The origins of Flag Day can be traced to June 14, 1923, when the American Legion led a meeting in Washington, D.C., attended by many civic, military and patriotic organizations to establish procedures for displaying the American flag.
During the meeting, the National Flag Code was adopted, based on Army and Navy practices. In 1942, Congress passed a joint resolution to make the Flag Code a law. Congress passed a resolution in June 1966 declaring the week of June 14 as National Flag Week, calling on Americans to display the Stars and Stripes during that week.
Every June 14 is celebrated as Flag Day. The holiday is celebrated by Americans and patriots far and wide, but has a special meaning to those men and women of the armed services who have sacrificed to uphold the American Flag.
“The flag is something that as a veteran we gear our entire military service around,” said Paul Bennett, former Post Commander and historian for American Legion Post 642. “That flag represents our country and all the people in the country. So, when we see that flag, it uplifts us. It uplifts our spirit. To me it is everything.”
Although it is a law, there are no penalties and the Flag Code is a voluntary guide for showing respect to the U.S. flag. Forty-seven states have their own laws with penalties that prohibit desecration of the flag or its use for advertising or publicity.
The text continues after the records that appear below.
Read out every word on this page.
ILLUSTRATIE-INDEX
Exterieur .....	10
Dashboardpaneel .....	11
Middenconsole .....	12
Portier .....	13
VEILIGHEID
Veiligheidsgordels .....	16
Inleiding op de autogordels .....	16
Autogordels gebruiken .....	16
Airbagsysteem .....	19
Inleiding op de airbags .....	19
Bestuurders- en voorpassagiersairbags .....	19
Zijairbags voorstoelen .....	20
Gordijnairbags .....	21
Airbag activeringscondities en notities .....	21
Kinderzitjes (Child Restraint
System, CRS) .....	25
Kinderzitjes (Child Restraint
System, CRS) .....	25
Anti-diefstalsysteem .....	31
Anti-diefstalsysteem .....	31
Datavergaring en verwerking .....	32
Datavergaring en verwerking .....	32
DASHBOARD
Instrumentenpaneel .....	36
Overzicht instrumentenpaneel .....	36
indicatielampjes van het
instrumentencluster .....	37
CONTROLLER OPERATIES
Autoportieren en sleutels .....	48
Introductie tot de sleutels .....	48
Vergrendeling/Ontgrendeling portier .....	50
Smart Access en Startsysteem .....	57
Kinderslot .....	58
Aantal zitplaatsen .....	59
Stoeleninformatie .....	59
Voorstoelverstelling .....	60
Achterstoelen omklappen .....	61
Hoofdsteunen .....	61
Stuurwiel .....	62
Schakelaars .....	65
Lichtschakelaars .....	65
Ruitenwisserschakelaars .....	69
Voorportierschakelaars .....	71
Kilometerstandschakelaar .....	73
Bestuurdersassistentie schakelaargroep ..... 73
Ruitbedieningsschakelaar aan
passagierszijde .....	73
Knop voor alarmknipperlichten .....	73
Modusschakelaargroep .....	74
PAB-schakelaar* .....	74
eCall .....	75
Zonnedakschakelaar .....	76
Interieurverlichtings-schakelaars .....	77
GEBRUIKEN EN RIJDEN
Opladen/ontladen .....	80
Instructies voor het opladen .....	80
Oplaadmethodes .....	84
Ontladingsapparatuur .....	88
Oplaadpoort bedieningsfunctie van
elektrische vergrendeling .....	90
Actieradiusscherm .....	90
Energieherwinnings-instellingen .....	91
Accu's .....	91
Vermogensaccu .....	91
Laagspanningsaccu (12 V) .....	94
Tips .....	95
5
“Reflect back to Iwo Jima and when the Marines raised that flag. That meant a heck of a lot to those guys down on the beaches fighting to protect our way of life,” Bennett said. “They saw that flag and knew that’s what they were fighting for. That flag is America to me.”
When a flag has served its life, it should never be disposed of as refuse. While a private ceremony to discretely burn a flag is acceptable, the American Legion offers proper flag disposal free of charge.
“They can bring all American flags that are worn out or tattered down to the American Legion every day from noon to 8 p.m.,” Bennett said. “Any other flags, people tend to bring us Missouri flags and that kind of stuff, they can be destroyed in the trash. Only the American Flag must be properly disposed of.”
As part of Flag Day, Americans across the nation will “Pause for the Pledge” at 7 p.m. EST, 6 p.m. locally, reciting the Pledge of Allegiance. In June 1985 President Ronald Reagan signed Public Law 99-54 recognizing that event as part of National Flag Day activities.
Some important points of the Flag Code include:
• The U.S. flag should be displayed from sunrise to sunset, unless it is well lit during the darkness.
• The U.S. flag should always be placed above other flags and pennants. There is one exception during a special Navy ceremony at sea.
• On a stage, the U.S. flag should always be placed behind the speaker and to his/her right.
• When hanging the U.S. flag vertically or horizontally from a wall or window, the canton, or union, should be at the top right of the flag. When you face the flag, it should be on your left.
• On Memorial Day, the U.S. flag is flown at half staff until noon, and then raised until sunset.
• The president of the United States, governors and limited other government officials may direct the U.S. flag to be flown at half staff.
• The U.S. flag should not be allowed to touch the ground, but if it does, you are not required to destroy it as long as it is still suitable for display.
• Never use a U.S. flag to cover a statue or monument or drape the flag over the hood, top, sides or back of a vehicle, train or boat.
• The U.S. flag should not be used as wearing apparel, including costumes or athletic uniforms, bedding or drapery.
• Every schoolhouse should display the U.S. flag during school days.
• The U.S. flag should never be used for advertising purposes.